Kimberley Process Faces First Test

The Kimberley Process is supposed to eliminate conflict diamonds by keeping countries without proper rough import and export controls from importing stones into the legitimate stream of commerce. Now, the process faces its first real test in the case of the Central African Republic.

Rebels there recently staged a coup and won control of the country’s diamond mines. Because of this, the nongovernmental organization Global Witness has asked that the Central African Republic be ejected from Kimberley.

“Since rebels have seized power and overthrown a legitimate government, the Central African Republic is now in violation of the Kimberley Process,” Corinna Gilfillan, a Global Witness campaigner, said in a statement. “This situation is a real test of whether the Kimberley Process is doing its job effectively or is merely a rubber-stamping exercise.”

The Global Witness release was followed by one from the World Diamond Council, the industry group managing the conflict diamond issue.
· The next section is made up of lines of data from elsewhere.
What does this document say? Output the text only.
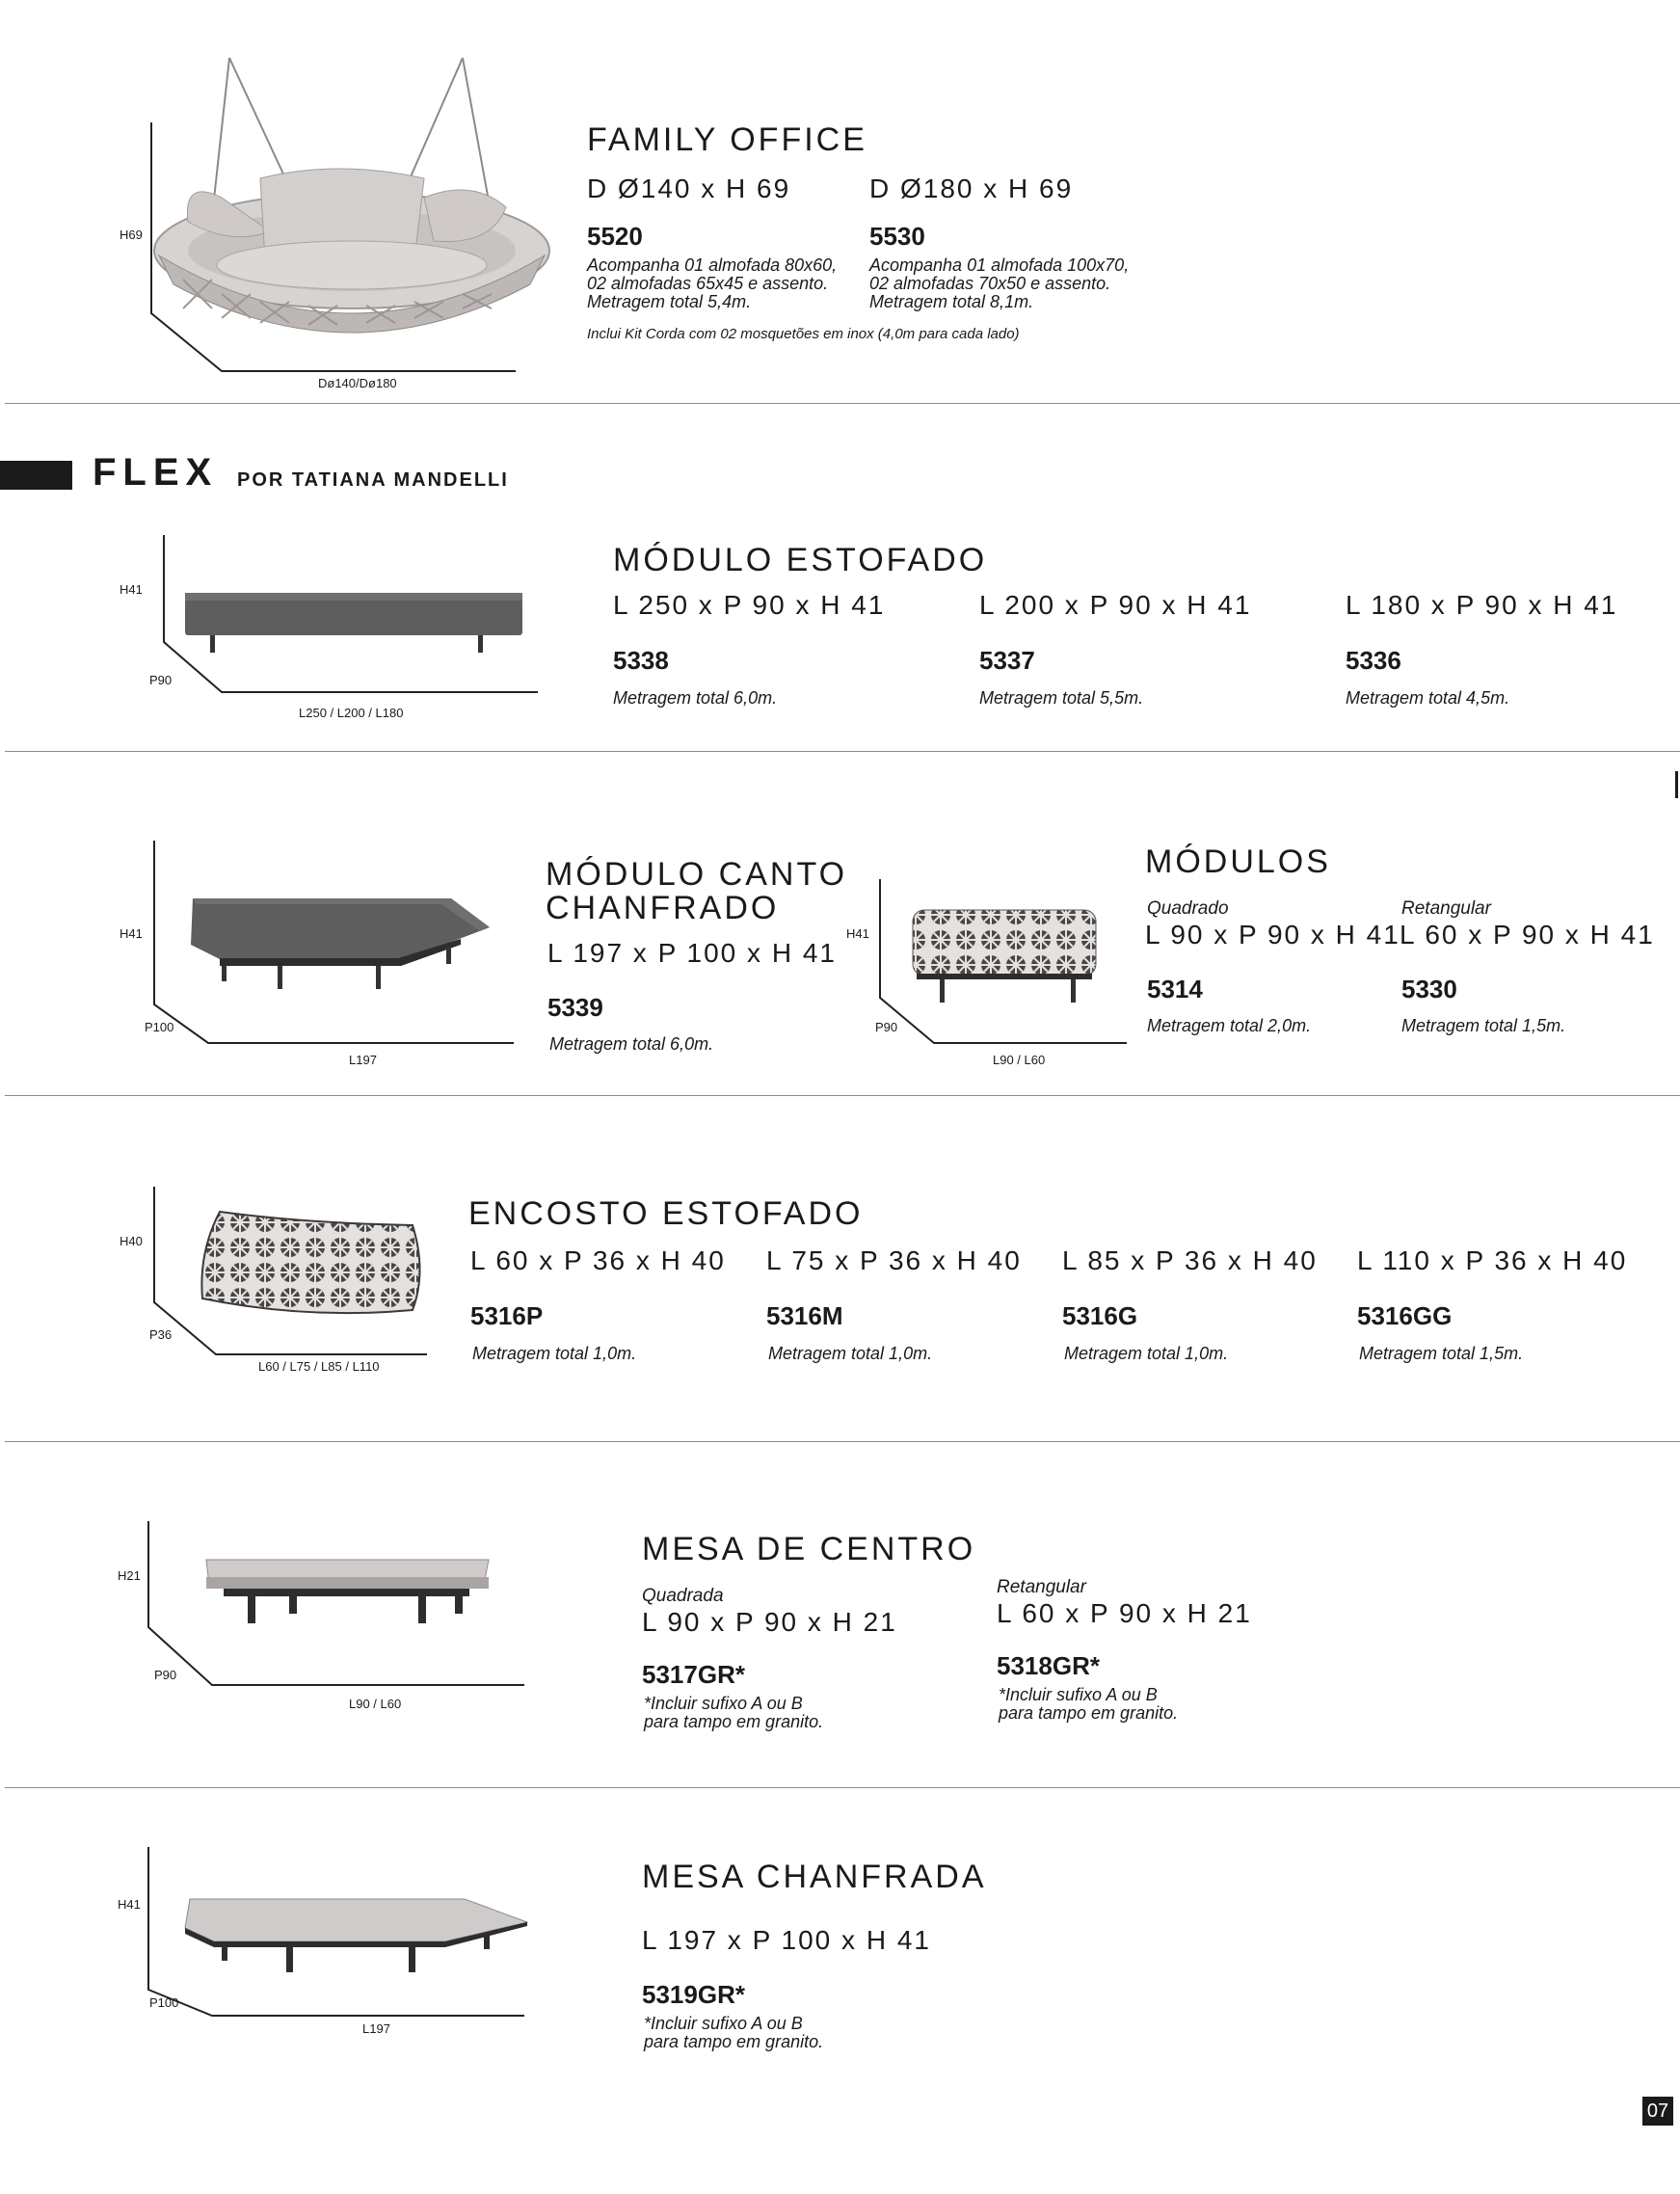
H69
Dø140/Dø180
FAMILY OFFICE
D Ø140 x H 69	D Ø180 x H 69
5520	5530
Acompanha 01 almofada 80x60,
02 almofadas 65x45 e assento.
Metragem total 5,4m.
Acompanha 01 almofada 100x70,
02 almofadas 70x50 e assento.
Metragem total 8,1m.
Inclui Kit Corda com 02 mosquetões em inox (4,0m para cada lado)
FLEX POR TATIANA MANDELLI
H41
P90
L250 / L200 / L180
MÓDULO ESTOFADO
L 250 x P 90 x H 41	L 200 x P 90 x H 41	L 180 x P 90 x H 41
5338	5337	5336
Metragem total 6,0m.	Metragem total 5,5m.	Metragem total 4,5m.
H41
P100
L197
MÓDULO CANTO
CHANFRADO
L 197 x P 100 x H 41
5339
Metragem total 6,0m.
H41
P90
L90 / L60
MÓDULOS
Quadrado	Retangular
L 90 x P 90 x H 41 L 60 x P 90 x H 41
5314	5330
Metragem total 2,0m.	Metragem total 1,5m.
H40
P36
L60 / L75 / L85 / L110
ENCOSTO ESTOFADO
L 60 x P 36 x H 40 L 75 x P 36 x H 40 L 85 x P 36 x H 40 L 110 x P 36 x H 40
5316P	5316M	5316G	5316GG
Metragem total 1,0m.	Metragem total 1,0m.	Metragem total 1,0m.	Metragem total 1,5m.
H21
P90
L90 / L60
MESA DE CENTRO
Quadrada	Retangular
L 90 x P 90 x H 21	L 60 x P 90 x H 21
5317GR*	5318GR*
*Incluir sufixo A ou B
para tampo em granito.
*Incluir sufixo A ou B
para tampo em granito.
H41
P100
L197
MESA CHANFRADA
L 197 x P 100 x H 41
5319GR*
*Incluir sufixo A ou B
para tampo em granito.
07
The WDC didn’t go as far as Global Witness, asking only that the Central African Republic’s participation be “reviewed,” but it did charge that the country is no longer capable of issuing Kimberley Process certificates.

“Reports of lawlessness in the country are widespread following the rebel takeover, with serious abuses of human rights documented,” said WDC chairman Eli Izhakoff in a letter to Kimberley Process chairman Abbey Chikane. “The expatriate diamond community has been the target of selective plundering and looting expeditions by uniformed gangs… We must assume that this situation will continue until law and order has been restored.”